Something magical happens when we give up time and precious resources for someone else. There is a mysterious teaching by Jesus in the Bible that illuminates that magic: Truly, truly, I say to you, unless a grain of wheat falls into the earth and dies, it remains alone; but if it dies, it bears much fruit. (John 12:24). It seems like we are designed with the unique ability to bless, to multiply life. It may not be a natural instinct for all but everybody without exception gets to be amazed by the multiplier effect when we sacrifice.
HCA Hospice Care is like Universal Studio: where every studio you walk into, a movie on the theme of sacrifice is being produced on a daily basis. As president, I was granted a front row seat to witness a loving community of staff and volunteers give up better pay, opportunity, comfort, sleep, personal assets and more so that our beneficiaries would gain peace of mind, dignity to live out the last days and a preparedness to transit from this life to the next.
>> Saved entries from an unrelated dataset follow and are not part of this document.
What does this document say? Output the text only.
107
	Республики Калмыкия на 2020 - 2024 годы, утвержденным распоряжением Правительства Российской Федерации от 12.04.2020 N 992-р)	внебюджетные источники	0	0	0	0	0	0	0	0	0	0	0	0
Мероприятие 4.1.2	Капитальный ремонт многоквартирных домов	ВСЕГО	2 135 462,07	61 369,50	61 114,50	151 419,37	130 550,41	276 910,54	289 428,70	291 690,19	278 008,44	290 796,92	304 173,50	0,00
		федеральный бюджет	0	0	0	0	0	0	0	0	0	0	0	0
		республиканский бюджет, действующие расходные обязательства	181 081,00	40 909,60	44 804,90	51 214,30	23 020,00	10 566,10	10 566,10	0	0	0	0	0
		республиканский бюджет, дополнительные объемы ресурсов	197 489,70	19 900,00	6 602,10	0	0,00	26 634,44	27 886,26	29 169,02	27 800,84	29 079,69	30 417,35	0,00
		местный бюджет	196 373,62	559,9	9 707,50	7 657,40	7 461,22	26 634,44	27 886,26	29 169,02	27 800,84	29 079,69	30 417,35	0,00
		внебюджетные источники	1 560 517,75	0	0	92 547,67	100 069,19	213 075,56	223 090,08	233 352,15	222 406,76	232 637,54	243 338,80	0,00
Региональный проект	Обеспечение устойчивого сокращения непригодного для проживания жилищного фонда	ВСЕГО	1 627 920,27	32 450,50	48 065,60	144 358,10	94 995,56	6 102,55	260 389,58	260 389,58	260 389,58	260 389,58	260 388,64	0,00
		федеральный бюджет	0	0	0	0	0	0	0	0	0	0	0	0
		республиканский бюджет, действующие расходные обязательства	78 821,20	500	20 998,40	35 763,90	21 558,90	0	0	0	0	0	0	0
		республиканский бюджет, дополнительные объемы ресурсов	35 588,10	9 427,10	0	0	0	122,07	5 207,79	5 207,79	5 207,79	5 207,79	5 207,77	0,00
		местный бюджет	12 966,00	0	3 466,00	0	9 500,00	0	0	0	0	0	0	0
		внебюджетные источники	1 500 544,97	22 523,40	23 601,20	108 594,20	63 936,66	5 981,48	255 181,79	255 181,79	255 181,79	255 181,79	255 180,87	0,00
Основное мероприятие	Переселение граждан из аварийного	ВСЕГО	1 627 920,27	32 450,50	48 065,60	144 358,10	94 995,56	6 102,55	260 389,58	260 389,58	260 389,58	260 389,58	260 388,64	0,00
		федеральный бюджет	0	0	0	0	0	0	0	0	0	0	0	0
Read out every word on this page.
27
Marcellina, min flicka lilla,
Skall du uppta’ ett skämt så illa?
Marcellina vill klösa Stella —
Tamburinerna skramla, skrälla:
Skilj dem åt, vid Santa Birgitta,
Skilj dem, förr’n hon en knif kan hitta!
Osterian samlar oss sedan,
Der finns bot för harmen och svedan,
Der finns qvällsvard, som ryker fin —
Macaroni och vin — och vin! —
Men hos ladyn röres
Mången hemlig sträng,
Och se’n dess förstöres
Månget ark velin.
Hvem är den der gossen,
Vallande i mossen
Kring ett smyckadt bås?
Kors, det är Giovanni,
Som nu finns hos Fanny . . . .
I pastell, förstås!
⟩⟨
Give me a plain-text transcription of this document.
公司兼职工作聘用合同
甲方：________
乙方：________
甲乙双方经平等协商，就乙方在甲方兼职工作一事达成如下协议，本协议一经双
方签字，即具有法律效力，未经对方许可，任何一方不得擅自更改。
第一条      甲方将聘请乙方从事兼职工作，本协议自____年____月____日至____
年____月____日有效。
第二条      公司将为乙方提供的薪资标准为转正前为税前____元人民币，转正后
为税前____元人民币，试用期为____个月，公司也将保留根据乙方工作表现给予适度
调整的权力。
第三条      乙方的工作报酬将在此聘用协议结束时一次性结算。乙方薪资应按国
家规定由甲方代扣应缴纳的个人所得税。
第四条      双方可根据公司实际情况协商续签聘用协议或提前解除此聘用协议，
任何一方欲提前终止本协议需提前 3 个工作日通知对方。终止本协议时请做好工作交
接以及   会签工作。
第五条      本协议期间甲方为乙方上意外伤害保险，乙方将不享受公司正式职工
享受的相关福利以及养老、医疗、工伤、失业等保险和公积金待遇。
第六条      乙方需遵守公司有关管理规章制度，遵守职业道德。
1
The hospice staff will go an extra mile each time the patient's symptoms deteriorate. Our selfless volunteers provide a diversity of help that are often not known to the general public. These angels take leave from work to cook for our patients, deliver groceries to their homes, fetch them to medical appointments at the hospital, style their hair to look dignified, arrange for outings to places of interest. The countless acts of love take place daily and yet there are instances when the length and breadth of loving kindness are stuff of legend.
An elderly lady became too weak to go to church on her own. A pair of home volunteers who were staunch Buddhists put aside their discomfort, accompanied her to her church and sat through two hours of the Christian worship service. A sole breadwinner was in his last months of life. His wife was also sickly and could not find a job to support their four kids. Our senior nurse started to give them her own money secretly until other volunteers found out and helped chip in till the family was referred to public financial aid. A Samsui woman had deteriorated in her malignancy and had to be transferred from her home to Dover Park Hospice. She confessed to her regular HCA home volunteer that she had a lifesaving of $4,000. Would he be kind enough to cremate and organize her sea burial and donate the remaining amount to HCA Hospice Care and Dover Park Hospice? Not only did her HCA befriender promise to fulfill her last request, he did so with his own money leaving a donation of $2,000 to each hospice.
How can one encounter such torrents of human kindness without his or her soul being transformed? I have learned many significant lessons as a volunteer in the hospice movement but the most important is this - compassionate services for end-of-life rest on a bedrock of sacrifice. Jesus is right - every time a grain falls to the ground and dies, its life is multiplied.